Clinch early or come in hot? The postseason conundrum

Jay Busbee
From the Marbles

RICHMOND, Va. — Every year, as every sport's regular season winds down and the postseason draws near, the question arises: is it better to clinch your spot in the playoffs early, thus ensuring time to rest up, or come in with momentum, seizing a postseason berth on the season's last day?

In recent years, NASCAR teams have tended to lock up their Chase spots well in advance of the regular-season-ending Richmond race, and this  year's wild card scenario meant that drivers like Kevin Harvick, Matt Kenseth and Kyle Busch effectively clinched their spots before Independence Day.

There are, of course, competing theories on the value of clinching early.
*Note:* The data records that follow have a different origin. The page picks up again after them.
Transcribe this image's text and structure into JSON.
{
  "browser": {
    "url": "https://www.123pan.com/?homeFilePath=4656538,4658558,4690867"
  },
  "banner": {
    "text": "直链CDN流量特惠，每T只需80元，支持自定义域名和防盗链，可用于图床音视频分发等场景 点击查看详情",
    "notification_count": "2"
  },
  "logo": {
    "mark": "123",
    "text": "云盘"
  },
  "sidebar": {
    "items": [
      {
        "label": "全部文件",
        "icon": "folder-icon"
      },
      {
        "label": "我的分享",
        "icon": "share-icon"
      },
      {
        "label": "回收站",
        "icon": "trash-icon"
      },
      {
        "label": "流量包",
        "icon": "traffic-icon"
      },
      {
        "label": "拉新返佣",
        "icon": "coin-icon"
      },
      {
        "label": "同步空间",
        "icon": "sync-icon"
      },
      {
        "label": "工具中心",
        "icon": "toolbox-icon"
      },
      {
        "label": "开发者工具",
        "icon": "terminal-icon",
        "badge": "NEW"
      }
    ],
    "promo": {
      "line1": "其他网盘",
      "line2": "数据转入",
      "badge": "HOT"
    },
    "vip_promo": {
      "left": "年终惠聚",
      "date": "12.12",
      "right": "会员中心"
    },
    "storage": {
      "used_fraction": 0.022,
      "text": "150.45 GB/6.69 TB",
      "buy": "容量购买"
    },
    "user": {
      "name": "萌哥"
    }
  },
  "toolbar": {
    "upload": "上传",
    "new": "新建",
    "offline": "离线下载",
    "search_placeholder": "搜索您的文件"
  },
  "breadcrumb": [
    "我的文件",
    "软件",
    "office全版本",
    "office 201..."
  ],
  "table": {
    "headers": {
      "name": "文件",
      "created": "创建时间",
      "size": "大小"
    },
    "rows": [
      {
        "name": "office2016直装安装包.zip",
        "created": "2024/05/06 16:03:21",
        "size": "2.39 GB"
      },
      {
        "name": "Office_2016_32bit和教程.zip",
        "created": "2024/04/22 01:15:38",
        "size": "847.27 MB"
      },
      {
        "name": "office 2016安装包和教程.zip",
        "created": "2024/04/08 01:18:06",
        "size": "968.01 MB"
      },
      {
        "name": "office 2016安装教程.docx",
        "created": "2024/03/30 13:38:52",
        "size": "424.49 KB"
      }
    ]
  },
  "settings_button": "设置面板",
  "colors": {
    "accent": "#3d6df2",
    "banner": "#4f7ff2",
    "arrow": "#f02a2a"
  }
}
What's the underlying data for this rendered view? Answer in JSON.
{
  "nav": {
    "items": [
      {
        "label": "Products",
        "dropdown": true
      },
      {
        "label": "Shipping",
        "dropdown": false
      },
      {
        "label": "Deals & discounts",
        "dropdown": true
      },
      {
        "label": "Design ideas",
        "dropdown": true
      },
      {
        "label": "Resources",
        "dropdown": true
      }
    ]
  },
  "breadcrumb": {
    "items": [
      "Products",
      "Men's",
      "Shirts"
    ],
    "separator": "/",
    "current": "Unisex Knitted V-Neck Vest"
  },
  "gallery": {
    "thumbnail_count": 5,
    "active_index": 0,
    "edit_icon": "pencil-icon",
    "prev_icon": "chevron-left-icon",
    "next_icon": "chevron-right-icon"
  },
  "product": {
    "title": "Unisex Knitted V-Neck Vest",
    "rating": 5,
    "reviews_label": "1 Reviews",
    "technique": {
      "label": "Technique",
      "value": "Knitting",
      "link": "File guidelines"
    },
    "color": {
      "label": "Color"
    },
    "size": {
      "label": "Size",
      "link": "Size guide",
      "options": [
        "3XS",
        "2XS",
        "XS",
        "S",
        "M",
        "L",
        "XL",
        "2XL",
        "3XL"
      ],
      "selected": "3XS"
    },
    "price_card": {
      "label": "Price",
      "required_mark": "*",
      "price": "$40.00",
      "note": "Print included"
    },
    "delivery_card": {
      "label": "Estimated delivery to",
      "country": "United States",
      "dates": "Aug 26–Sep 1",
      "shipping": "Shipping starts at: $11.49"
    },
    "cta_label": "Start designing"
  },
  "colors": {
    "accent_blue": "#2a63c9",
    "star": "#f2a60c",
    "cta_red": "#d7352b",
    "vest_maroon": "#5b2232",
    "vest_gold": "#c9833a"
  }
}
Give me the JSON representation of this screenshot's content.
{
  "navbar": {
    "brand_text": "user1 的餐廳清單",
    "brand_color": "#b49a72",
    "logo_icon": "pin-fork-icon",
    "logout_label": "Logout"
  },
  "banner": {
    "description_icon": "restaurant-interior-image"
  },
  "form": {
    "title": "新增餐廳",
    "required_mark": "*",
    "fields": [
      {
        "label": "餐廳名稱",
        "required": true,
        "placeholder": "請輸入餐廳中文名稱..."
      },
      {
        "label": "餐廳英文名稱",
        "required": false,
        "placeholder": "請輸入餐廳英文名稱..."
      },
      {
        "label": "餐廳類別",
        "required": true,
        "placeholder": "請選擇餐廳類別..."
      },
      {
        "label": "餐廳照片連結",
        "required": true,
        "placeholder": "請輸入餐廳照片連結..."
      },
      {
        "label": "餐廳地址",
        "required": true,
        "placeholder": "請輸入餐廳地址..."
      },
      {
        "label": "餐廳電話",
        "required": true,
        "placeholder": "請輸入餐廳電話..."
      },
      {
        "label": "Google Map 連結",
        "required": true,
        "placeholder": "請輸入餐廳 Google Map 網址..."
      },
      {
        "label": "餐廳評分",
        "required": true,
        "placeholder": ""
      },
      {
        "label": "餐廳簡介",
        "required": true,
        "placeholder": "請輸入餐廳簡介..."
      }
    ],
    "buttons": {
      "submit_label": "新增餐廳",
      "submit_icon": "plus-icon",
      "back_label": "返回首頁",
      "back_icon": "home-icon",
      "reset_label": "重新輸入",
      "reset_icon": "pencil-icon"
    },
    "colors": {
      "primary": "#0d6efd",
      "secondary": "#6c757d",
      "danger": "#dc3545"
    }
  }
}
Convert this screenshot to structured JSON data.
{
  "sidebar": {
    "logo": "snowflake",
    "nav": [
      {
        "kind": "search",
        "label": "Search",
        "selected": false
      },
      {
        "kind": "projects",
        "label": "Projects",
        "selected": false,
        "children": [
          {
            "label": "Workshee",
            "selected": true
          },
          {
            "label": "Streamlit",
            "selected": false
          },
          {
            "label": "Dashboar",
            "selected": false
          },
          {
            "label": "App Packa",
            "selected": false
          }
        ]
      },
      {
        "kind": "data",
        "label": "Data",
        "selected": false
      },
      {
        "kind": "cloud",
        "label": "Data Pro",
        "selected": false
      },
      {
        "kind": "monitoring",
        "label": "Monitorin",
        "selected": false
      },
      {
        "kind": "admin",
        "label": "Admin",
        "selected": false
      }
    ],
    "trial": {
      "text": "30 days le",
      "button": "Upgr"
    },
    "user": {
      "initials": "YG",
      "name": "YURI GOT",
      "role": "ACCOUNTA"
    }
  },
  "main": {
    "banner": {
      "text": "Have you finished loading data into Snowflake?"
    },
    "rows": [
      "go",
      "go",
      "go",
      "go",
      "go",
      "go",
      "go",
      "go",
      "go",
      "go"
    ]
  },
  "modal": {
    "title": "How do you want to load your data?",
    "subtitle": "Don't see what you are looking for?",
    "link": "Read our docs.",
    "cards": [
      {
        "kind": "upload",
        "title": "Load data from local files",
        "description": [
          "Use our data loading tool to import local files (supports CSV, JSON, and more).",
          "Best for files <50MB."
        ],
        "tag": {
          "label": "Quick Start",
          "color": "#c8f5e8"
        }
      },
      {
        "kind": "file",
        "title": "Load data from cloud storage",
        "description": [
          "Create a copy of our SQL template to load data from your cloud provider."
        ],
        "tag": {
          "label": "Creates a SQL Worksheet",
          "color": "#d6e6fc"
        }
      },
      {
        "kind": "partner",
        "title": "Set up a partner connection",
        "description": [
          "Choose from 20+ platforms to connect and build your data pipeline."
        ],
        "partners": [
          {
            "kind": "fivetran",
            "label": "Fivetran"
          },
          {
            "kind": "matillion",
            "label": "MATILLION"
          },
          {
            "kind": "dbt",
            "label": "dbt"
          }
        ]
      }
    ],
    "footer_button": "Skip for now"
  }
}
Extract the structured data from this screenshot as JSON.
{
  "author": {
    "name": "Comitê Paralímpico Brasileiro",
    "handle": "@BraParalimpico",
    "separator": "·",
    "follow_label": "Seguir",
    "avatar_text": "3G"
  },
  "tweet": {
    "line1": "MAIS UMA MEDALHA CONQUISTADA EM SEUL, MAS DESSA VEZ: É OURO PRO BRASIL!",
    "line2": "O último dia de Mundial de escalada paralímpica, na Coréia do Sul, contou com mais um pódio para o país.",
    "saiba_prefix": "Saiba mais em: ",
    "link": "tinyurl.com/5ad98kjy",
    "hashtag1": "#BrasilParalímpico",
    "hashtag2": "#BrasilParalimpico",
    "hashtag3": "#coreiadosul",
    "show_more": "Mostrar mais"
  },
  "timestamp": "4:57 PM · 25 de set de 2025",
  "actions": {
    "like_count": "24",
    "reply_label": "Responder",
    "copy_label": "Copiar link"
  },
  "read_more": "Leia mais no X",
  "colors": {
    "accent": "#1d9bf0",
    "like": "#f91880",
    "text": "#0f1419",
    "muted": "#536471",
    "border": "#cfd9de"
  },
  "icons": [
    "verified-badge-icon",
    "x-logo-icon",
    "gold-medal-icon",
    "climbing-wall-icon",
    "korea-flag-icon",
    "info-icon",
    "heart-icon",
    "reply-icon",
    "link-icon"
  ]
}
On one hand, it allows you time to set your rotation, to borrow a phrase from baseball; to look ahead and prepare for the upcoming tracks in a way you can't if you're just focused on securing wins or good finishes, week after week. On the other, though, it's very easy to get soft and comfortable, to ease out of the must-win mindset and start the offseason break a little too early. Teams in constant contention for a postseason spot don't have the luxury of relaxing, and that focus can translate to an extra edge during racetime.

In NASCAR, the recent trend seems to be a combination of the two: clinching early but coming into the Chase with momentum. If there's a switch you can flip, Jimmie Johnson knows where it is. In 2007, after the Bristol race, the 24th of the season, Johnson sat in sixth place, 524 points behind leader Jeff Gordon. He was already locked into the Chase, but won the next two races to close out the regular season, and would go on to win four straight in the Chase to hammer down the first of his five consecutive Cup championships.

And just last year, Johnson was ninth in the standings coming out of Bristol, 444 points behind leader Kevin Harvick, but used two straight third-place finishes to build momentum for the Chase, and followed that with top-10 finishes in nine of the 10 Chase races.

So with that in mind, who's got the momentum right now? Johnson, of course: he has six top-five finishes in his last eight races. His Hendrick teammate Jeff Gordon has top 10s in 10 of the last 13 races, and hasn't finished below 17th in that span. And you know Brad Keselowski's story: in his last six races, he's got two wins, four top-threes, and no finish lower than 9th.

On the other end of the spectrum, you've got half a dozen guys who are praying that Denny Hamlin falters and they can pull out a miracle win at Richmond. If they somehow complete the unlikeliest of comebacks, can they sustain the leave-it-all-on-the-track momentum that got them into the Chase?

Where do you come down on the question? Getting rested and ready for the playoffs early, or entering with a running start?